If America was once great for letting my grandparents in – those that were fleeing from violence – then it’s not now. In fact it’s reasonable to say that America is the opposite of great since its actions and those of its allies forcefully displace millions.

Defining America’s greatness as the people and energy that composed it – the courageousness of some to brave the acclimation process to a foreign culture, a foreign language, foreign business environments – then the Great Land that was once America is now outside its borders. In fact it’s reasonable to say that America is the opposite of great since those which direct the state openly display xenophobia and ahistorical cultural chauvinism – the same trends in different form which helped form my Grandparents decision to leave.

Were we to look to the ability of people to raise family and enough capital to live a good life as the basis for greatness, we’d see that the conditions today are quite different from then. The institutional embodiment of America, the political organization of the ruling class, Federal and State governments since the 70s have worked to erase the human face of what was always an oligarchy.

As I think about leaving the land that is America to live what I see as the noble ethos of America – meaning bravery to place oneself in uncomfortable situations to personally and professional develop and not the flipside of that spirit, the ignoble ethos which dispossessed natives, engaged in the slave economy and constructed a legal system and press thatjustified these and other injustices – I also cannot help but think of the life and work of Reverend Doctor Martin Luther King Jr. It is January 15th, after all, and while it wasn’t my intention to leave on such a date it does seem appropriate.

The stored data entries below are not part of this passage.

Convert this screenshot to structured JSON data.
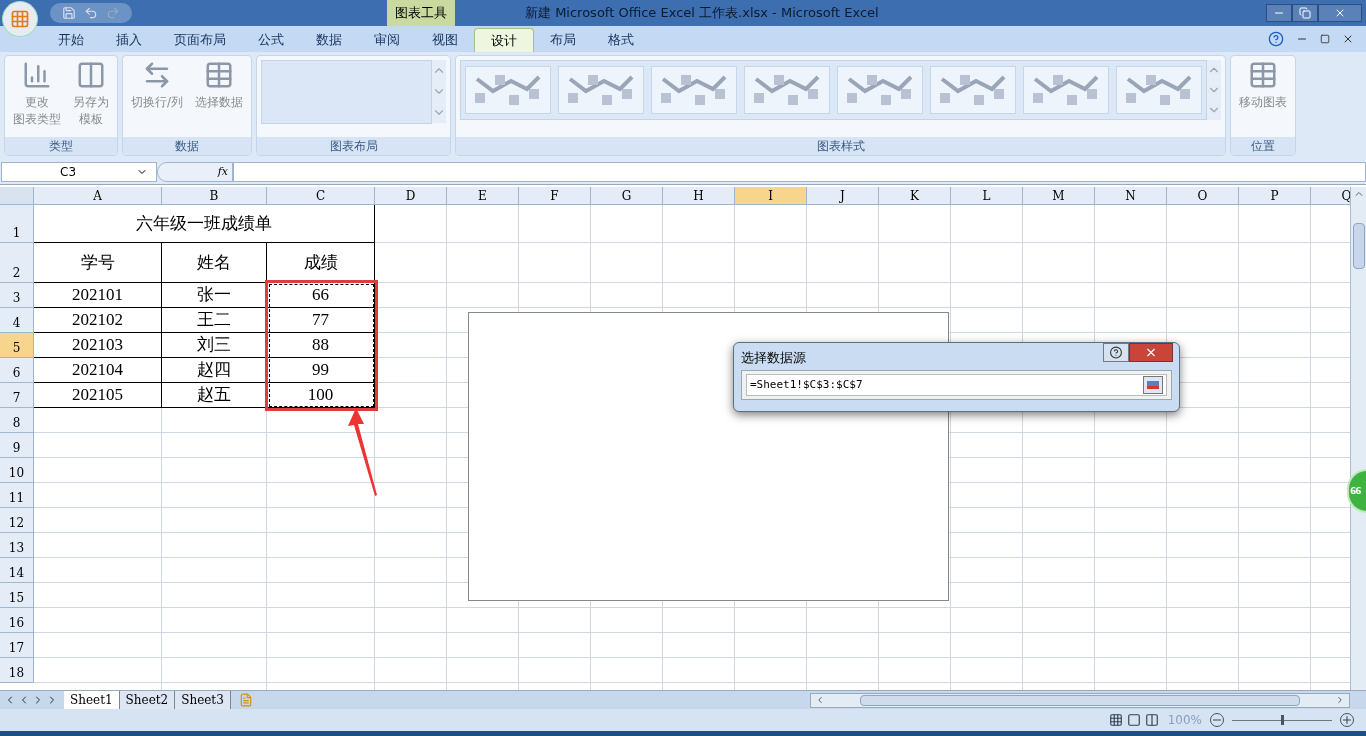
{
  "window": {
    "title": "新建 Microsoft Office Excel 工作表.xlsx - Microsoft Excel",
    "context_group": "图表工具"
  },
  "ribbon": {
    "tabs": [
      {
        "label": "开始",
        "selected": false
      },
      {
        "label": "插入",
        "selected": false
      },
      {
        "label": "页面布局",
        "selected": false
      },
      {
        "label": "公式",
        "selected": false
      },
      {
        "label": "数据",
        "selected": false
      },
      {
        "label": "审阅",
        "selected": false
      },
      {
        "label": "视图",
        "selected": false
      },
      {
        "label": "设计",
        "selected": true
      },
      {
        "label": "布局",
        "selected": false
      },
      {
        "label": "格式",
        "selected": false
      }
    ],
    "groups": [
      {
        "label": "类型",
        "kind": "buttons",
        "buttons": [
          {
            "lines": [
              "更改",
              "图表类型"
            ]
          },
          {
            "lines": [
              "另存为",
              "模板"
            ]
          }
        ]
      },
      {
        "label": "数据",
        "kind": "buttons",
        "buttons": [
          {
            "lines": [
              "切换行/列"
            ]
          },
          {
            "lines": [
              "选择数据"
            ]
          }
        ]
      },
      {
        "label": "图表布局",
        "kind": "layout_gallery"
      },
      {
        "label": "图表样式",
        "kind": "style_gallery"
      },
      {
        "label": "位置",
        "kind": "buttons",
        "buttons": [
          {
            "lines": [
              "移动图表"
            ]
          }
        ]
      }
    ]
  },
  "formula_bar": {
    "name_box": "C3",
    "function_label": "fx"
  },
  "sheet": {
    "columns": [
      {
        "label": "A",
        "selected": false
      },
      {
        "label": "B",
        "selected": false
      },
      {
        "label": "C",
        "selected": false
      },
      {
        "label": "D",
        "selected": false
      },
      {
        "label": "E",
        "selected": false
      },
      {
        "label": "F",
        "selected": false
      },
      {
        "label": "G",
        "selected": false
      },
      {
        "label": "H",
        "selected": false
      },
      {
        "label": "I",
        "selected": true
      },
      {
        "label": "J",
        "selected": false
      },
      {
        "label": "K",
        "selected": false
      },
      {
        "label": "L",
        "selected": false
      },
      {
        "label": "M",
        "selected": false
      },
      {
        "label": "N",
        "selected": false
      },
      {
        "label": "O",
        "selected": false
      },
      {
        "label": "P",
        "selected": false
      },
      {
        "label": "Q",
        "selected": false
      }
    ],
    "rows": [
      {
        "header": "1",
        "selected": false,
        "kind": "title",
        "cells": [
          "六年级一班成绩单"
        ]
      },
      {
        "header": "2",
        "selected": false,
        "kind": "data",
        "cells": [
          "学号",
          "姓名",
          "成绩"
        ]
      },
      {
        "header": "3",
        "selected": false,
        "kind": "data",
        "cells": [
          "202101",
          "张一",
          "66"
        ]
      },
      {
        "header": "4",
        "selected": false,
        "kind": "data",
        "cells": [
          "202102",
          "王二",
          "77"
        ]
      },
      {
        "header": "5",
        "selected": true,
        "kind": "data",
        "cells": [
          "202103",
          "刘三",
          "88"
        ]
      },
      {
        "header": "6",
        "selected": false,
        "kind": "data",
        "cells": [
          "202104",
          "赵四",
          "99"
        ]
      },
      {
        "header": "7",
        "selected": false,
        "kind": "data",
        "cells": [
          "202105",
          "赵五",
          "100"
        ]
      },
      {
        "header": "8",
        "selected": false,
        "kind": "empty"
      },
      {
        "header": "9",
        "selected": false,
        "kind": "empty"
      },
      {
        "header": "10",
        "selected": false,
        "kind": "empty"
      },
      {
        "header": "11",
        "selected": false,
        "kind": "empty"
      },
      {
        "header": "12",
        "selected": false,
        "kind": "empty"
      },
      {
        "header": "13",
        "selected": false,
        "kind": "empty"
      },
      {
        "header": "14",
        "selected": false,
        "kind": "empty"
      },
      {
        "header": "15",
        "selected": false,
        "kind": "empty"
      },
      {
        "header": "16",
        "selected": false,
        "kind": "empty"
      },
      {
        "header": "17",
        "selected": false,
        "kind": "empty"
      },
      {
        "header": "18",
        "selected": false,
        "kind": "empty"
      }
    ]
  },
  "dialog": {
    "title": "选择数据源",
    "value": "=Sheet1!$C$3:$C$7"
  },
  "badge": "66",
  "sheet_tabs": [
    {
      "label": "Sheet1",
      "selected": true
    },
    {
      "label": "Sheet2",
      "selected": false
    },
    {
      "label": "Sheet3",
      "selected": false
    }
  ],
  "status_bar": {
    "zoom": "100%",
    "level": 0.5
  }
}
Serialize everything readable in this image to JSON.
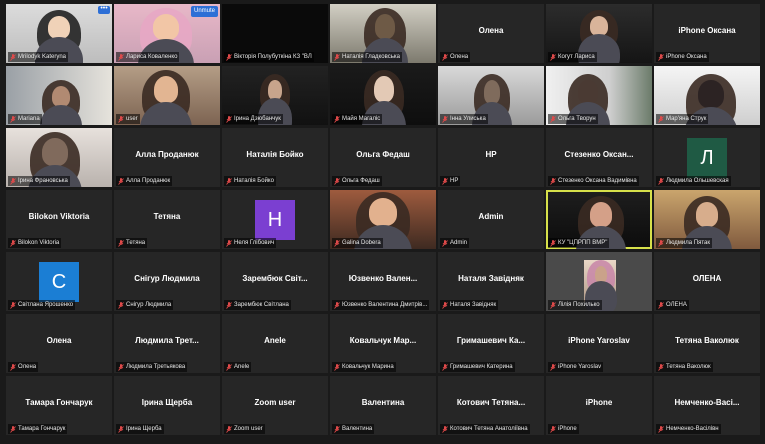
{
  "ui": {
    "unmute_label": "Unmute",
    "more_label": "•••"
  },
  "colors": {
    "mic_muted": "#e04a4a",
    "active_speaker": "#d6e04a",
    "avatar_green": "#1f5a44",
    "avatar_purple": "#7b3fd1",
    "avatar_blue": "#1b7ed4"
  },
  "participants": [
    {
      "label": "Mrilodyk Kateryna",
      "kind": "video"
    },
    {
      "label": "Лариса Коваленко",
      "kind": "video"
    },
    {
      "label": "Вікторія Полубуткіна КЗ \"ВЛ",
      "kind": "blank"
    },
    {
      "label": "Наталія Гладковська",
      "kind": "video"
    },
    {
      "name": "Олена",
      "label": "Олена",
      "kind": "name"
    },
    {
      "label": "Когут Лариса",
      "kind": "video"
    },
    {
      "name": "iPhone Оксана",
      "label": "iPhone Оксана",
      "kind": "name"
    },
    {
      "label": "Mariana",
      "kind": "video"
    },
    {
      "label": "user",
      "kind": "video"
    },
    {
      "label": "Ірина Дзюбанчук",
      "kind": "video"
    },
    {
      "label": "Майя Магаліс",
      "kind": "video"
    },
    {
      "label": "Інна Улиська",
      "kind": "video"
    },
    {
      "label": "Ольга Творун",
      "kind": "video"
    },
    {
      "label": "Мар'яна Струк",
      "kind": "video"
    },
    {
      "label": "Ірина Франовська",
      "kind": "video"
    },
    {
      "name": "Алла Проданюк",
      "label": "Алла Проданюк",
      "kind": "name"
    },
    {
      "name": "Наталія Бойко",
      "label": "Наталія Бойко",
      "kind": "name"
    },
    {
      "name": "Ольга Федаш",
      "label": "Ольга Федаш",
      "kind": "name"
    },
    {
      "name": "HP",
      "label": "HP",
      "kind": "name"
    },
    {
      "name": "Стезенко Оксан...",
      "label": "Стезенко Оксана Вадимівна",
      "kind": "name"
    },
    {
      "avatar": "Л",
      "label": "Людмила Ольшевская",
      "kind": "avatar"
    },
    {
      "name": "Bilokon Viktoria",
      "label": "Bilokon Viktoria",
      "kind": "name"
    },
    {
      "name": "Тетяна",
      "label": "Тетяна",
      "kind": "name"
    },
    {
      "avatar": "H",
      "label": "Неля Глібович",
      "kind": "avatar"
    },
    {
      "label": "Galina Dobera",
      "kind": "video"
    },
    {
      "name": "Admin",
      "label": "Admin",
      "kind": "name"
    },
    {
      "label": "КУ \"ЦПРПП ВМР\"",
      "kind": "video"
    },
    {
      "label": "Людмила Пятак",
      "kind": "video"
    },
    {
      "avatar": "C",
      "label": "Світлана Ярошенко",
      "kind": "avatar"
    },
    {
      "name": "Снігур Людмила",
      "label": "Снігур Людмила",
      "kind": "name"
    },
    {
      "name": "Зарембюк Світ...",
      "label": "Зарембюк Світлана",
      "kind": "name"
    },
    {
      "name": "Юзвенко Вален...",
      "label": "Юзвенко Валентина Дмитрів...",
      "kind": "name"
    },
    {
      "name": "Наталя Завідняк",
      "label": "Наталя Завідняк",
      "kind": "name"
    },
    {
      "label": "Лілія Похилько",
      "kind": "video"
    },
    {
      "name": "ОЛЕНА",
      "label": "ОЛЕНА",
      "kind": "name"
    },
    {
      "name": "Олена",
      "label": "Олена",
      "kind": "name"
    },
    {
      "name": "Людмила Трет...",
      "label": "Людмила Третьякова",
      "kind": "name"
    },
    {
      "name": "Anele",
      "label": "Anele",
      "kind": "name"
    },
    {
      "name": "Ковальчук Мар...",
      "label": "Ковальчук Марина",
      "kind": "name"
    },
    {
      "name": "Гримашевич Ка...",
      "label": "Гримашевич Катерина",
      "kind": "name"
    },
    {
      "name": "iPhone Yaroslav",
      "label": "iPhone Yaroslav",
      "kind": "name"
    },
    {
      "name": "Тетяна Ваколюк",
      "label": "Тетяна Ваколюк",
      "kind": "name"
    },
    {
      "name": "Тамара Гончарук",
      "label": "Тамара Гончарук",
      "kind": "name"
    },
    {
      "name": "Ірина Щерба",
      "label": "Ірина Щерба",
      "kind": "name"
    },
    {
      "name": "Zoom user",
      "label": "Zoom user",
      "kind": "name"
    },
    {
      "name": "Валентина",
      "label": "Валентина",
      "kind": "name"
    },
    {
      "name": "Котович Тетяна...",
      "label": "Котович Тетяна Анатоліївна",
      "kind": "name"
    },
    {
      "name": "iPhone",
      "label": "iPhone",
      "kind": "name"
    },
    {
      "name": "Немченко-Васі...",
      "label": "Немченко-Васілівн",
      "kind": "name"
    }
  ]
}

A year to the day before his assassination, King said something that had his contemporaries listened to and acted upon would have drastically changed the current shape of America:

“Our only hope today lies in our ability to recapture the revolutionary spirit and go out into a sometimes hostile world declaring eternal hostility to poverty, racism, and militarism.”

Had the people of King’s time been more attuned to the long-term truth and acted with vigor to excise these qualities from the economy, from society, from the culture rather than fighting for their minor advantages I might feel better about staying. But they did not, and so I do not, and so I go – just like my amazingly brave Grandparents, on to greener pastures.